1990s MTV VJ Kennedy claims Michael Jordan once tried de-virginizing her
A long time ago in an era untouched by reality show drivel, MTV aired videos, and the network had people called VJs who would serve as an intermediary between viewers and said music videos. Some of them became legends. The names of the original lineup featuring Martha Quinn, Nina Blackwood, Mark Goodman, Alan Hunter and JJ Jackson still evoke nostalgic memories for people of my age group. Yes, I’m old.
Anyway, one of the stalwarts from the 1990s era of video jockeying was Kennedy, an outrageous, nerdish and entertaining young lady who was just alternative enough without trying to be she became a cult hero to “Daria” fans all over the country, possibly inspiring the likes of geek goddesses such as Olivia Munn.
Kennedy has written a book about her heady experiences as a household name way back when entitled “The Kennedy Chronicles” (above). Quite the provocative photo, eh? But the book’s cover photo is nowhere close to as provocative as one story contained within. In it, she regales readers with a story about how Michael Jordan, then a member of the Chicago Bulls and now the majority owner and chairman of the Charlotte Bobcats, apparently tried to win her virginity during a game of dice.
Kennedy — who was a huge MTV VJ back in the ’90s — details the encounter in her new book “The Kennedy Chronicles” … explaining how she was having dinner with MJ and Russell Simmons at the Bowery Bar in NYC, when Michael broke out some dice.
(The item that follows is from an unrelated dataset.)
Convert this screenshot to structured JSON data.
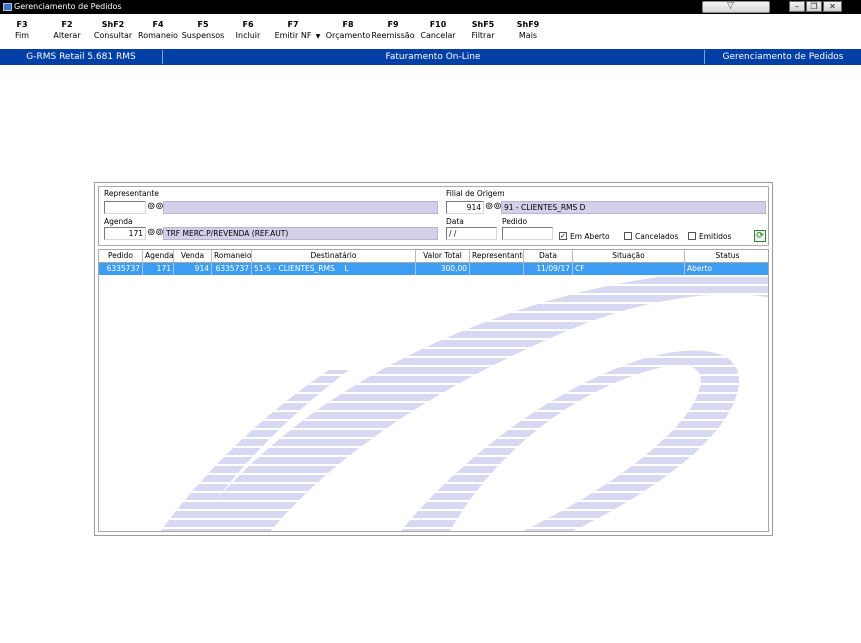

Before long, Kennedy says, Jordan decided it was “time to play for something” … and said, “If I win, you come back to my hotel room with me tonight.”
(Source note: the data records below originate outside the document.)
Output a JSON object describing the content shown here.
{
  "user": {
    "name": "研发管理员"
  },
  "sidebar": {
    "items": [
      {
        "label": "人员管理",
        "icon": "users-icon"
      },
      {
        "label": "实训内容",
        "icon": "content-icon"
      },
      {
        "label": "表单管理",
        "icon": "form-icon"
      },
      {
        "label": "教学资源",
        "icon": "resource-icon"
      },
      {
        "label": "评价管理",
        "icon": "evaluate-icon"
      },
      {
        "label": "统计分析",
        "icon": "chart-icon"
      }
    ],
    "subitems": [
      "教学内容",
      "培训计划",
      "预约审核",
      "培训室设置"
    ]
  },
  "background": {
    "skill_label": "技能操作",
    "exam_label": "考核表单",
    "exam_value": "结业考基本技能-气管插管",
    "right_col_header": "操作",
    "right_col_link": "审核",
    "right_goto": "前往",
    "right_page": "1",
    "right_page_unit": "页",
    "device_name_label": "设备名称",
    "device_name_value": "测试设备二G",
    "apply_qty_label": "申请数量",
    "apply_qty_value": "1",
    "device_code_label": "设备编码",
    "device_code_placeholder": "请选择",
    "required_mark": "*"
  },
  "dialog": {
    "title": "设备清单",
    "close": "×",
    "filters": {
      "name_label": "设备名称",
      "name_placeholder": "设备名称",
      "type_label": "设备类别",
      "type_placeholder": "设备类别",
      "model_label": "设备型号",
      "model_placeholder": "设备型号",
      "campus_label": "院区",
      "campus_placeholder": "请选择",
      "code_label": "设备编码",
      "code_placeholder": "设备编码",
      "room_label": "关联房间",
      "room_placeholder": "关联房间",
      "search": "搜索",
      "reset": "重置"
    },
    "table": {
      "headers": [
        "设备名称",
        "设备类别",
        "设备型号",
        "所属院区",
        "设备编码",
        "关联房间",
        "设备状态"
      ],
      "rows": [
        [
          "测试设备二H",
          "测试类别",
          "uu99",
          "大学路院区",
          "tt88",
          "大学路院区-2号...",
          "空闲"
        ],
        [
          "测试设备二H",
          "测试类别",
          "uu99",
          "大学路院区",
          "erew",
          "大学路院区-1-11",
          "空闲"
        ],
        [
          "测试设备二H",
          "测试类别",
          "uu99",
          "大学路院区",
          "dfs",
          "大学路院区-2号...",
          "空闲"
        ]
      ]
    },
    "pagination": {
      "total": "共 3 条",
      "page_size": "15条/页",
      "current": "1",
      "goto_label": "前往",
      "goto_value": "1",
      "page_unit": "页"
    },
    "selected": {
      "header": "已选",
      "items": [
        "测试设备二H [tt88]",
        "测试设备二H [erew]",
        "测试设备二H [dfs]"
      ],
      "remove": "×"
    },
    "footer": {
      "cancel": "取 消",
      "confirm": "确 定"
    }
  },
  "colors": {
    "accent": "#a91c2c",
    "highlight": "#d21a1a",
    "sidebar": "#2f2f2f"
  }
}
Kennedy says she freaked out because she was a virgin –and imagined MJ’s giant penis would “eviscerate me from the inside out” … so she asked if they could play for Knicks tickets instead.
And that’s when Jordan allegedly reminded Kennedy he had a wife — and offered her Nets tickets as a consolation.
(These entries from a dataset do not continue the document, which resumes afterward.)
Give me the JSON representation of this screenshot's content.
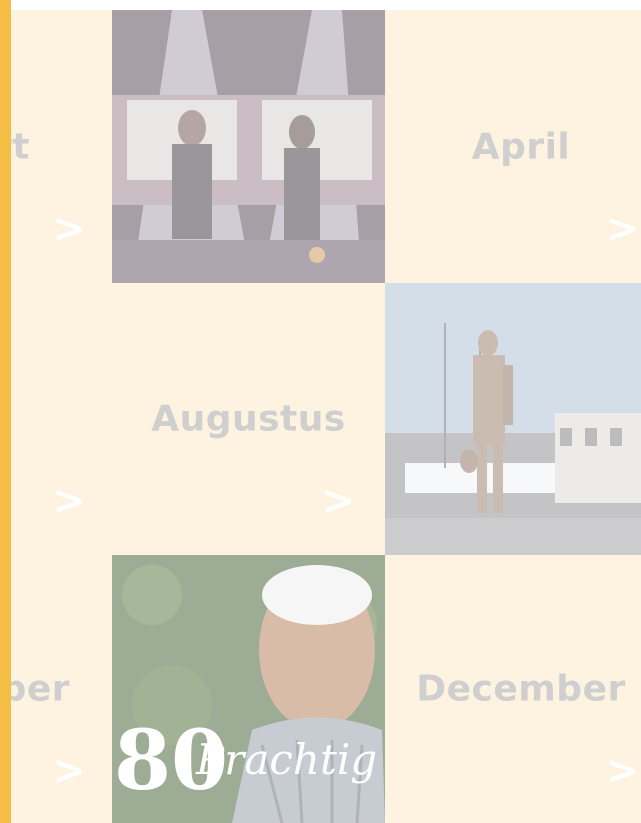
{
  "colors": {
    "accent": "#f4bd43",
    "tile_bg": "#fdf3e0",
    "label": "#cfcfcf"
  },
  "tiles": {
    "r1c1": {
      "label": "rt",
      "arrow": ">"
    },
    "r1c3": {
      "label": "April",
      "arrow": ">"
    },
    "r2c1": {
      "arrow": ">"
    },
    "r2c2": {
      "label": "Augustus",
      "arrow": ">"
    },
    "r3c1": {
      "label": "ber",
      "arrow": ">"
    },
    "r3c3": {
      "label": "December",
      "arrow": ">"
    }
  },
  "photos": {
    "concert": {
      "icon": "photo-stage-performers"
    },
    "statue": {
      "icon": "photo-statue-harbor"
    },
    "portrait": {
      "icon": "photo-elderly-man",
      "overlay_text": "80",
      "overlay_script": "Prachtig"
    }
  }
}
“Sure, he’ll filet my vag like a sea bass if he won at dice on a men’s room floor,” Kennedy writes … “but as soon as I want basketball tickets he’s a Promise Keeper? Whatevs.”
Filet my vag like a sea bass? Now that’s some colorful writing. Quite the wordsmith, this Kennedy gal.
In the end, Kennedy reports that she won the dice game anyway, preserving her vag to be ravaged by another lucky man. I don’t know, Dan Cortese, perhaps? Please tell me it was Dan Cortese who deflowered Kennedy. It would make so much sense.